Newark and Atlanta wastewater catchments have detected measles viral RNA for two consecutive weekly samples each, according to the WastewaterSCAN network's Friday update. [1] A third metro — provisionally Phoenix, pending a confirmation run — is on the watch list. Wastewater detections do not equal cases, but the network's epidemiologists treat two consecutive positives at separable catchments as a strong signal that case-finding work needs to start.
Yesterday's edition tracked Utah's case count crossing 638 — the largest single-state outbreak since the United States re-earned elimination status in 2000. The wastewater-surveillance question is whether the Utah cluster is being mirrored elsewhere. Two confirmed metros and a third on watch is the answer the PAHO November-7 elimination review will see when it convenes. [2]
The PAHO clock matters because elimination is a regional designation.
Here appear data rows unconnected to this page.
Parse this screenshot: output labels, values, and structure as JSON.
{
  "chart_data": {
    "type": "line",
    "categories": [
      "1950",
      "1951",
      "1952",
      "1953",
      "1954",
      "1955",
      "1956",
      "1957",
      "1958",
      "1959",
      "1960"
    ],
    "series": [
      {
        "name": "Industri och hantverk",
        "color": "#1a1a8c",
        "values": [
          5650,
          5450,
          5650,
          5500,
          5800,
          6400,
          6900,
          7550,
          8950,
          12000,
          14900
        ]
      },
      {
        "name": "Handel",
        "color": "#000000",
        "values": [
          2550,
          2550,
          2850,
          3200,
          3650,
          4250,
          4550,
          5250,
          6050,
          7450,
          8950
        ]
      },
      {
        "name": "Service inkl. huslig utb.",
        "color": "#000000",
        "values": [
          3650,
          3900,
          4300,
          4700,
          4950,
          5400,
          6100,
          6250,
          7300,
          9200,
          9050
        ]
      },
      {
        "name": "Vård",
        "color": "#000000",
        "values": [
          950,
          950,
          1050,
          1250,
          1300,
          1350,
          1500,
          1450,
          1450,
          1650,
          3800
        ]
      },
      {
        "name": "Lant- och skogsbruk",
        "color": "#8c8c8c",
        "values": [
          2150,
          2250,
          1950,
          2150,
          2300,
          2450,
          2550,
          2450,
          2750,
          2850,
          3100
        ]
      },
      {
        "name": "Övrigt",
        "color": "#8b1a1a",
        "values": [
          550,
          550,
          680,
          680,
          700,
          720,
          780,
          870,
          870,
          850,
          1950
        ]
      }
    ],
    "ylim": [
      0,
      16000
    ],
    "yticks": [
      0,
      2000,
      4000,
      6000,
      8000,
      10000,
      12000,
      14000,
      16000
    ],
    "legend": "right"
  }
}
The Americas were declared free of endemic measles transmission in 2016. Brazil was added back to the endemic list in 2024. A third-metro signal in U.S. wastewater, layered on Utah's outbreak and persistent under-vaccination in three FLDS-adjacent counties, is the kind of data PAHO uses to revisit a country's status.
The CDC's national vaccination dashboard, last updated Wednesday, shows MMR coverage at 89.4 percent for kindergarteners — below the 95 percent herd-immunity threshold for the third consecutive year. [3] The agency has not yet published a national wastewater measles map. WastewaterSCAN, a Stanford-Emory-Verily collaboration, is filling that gap.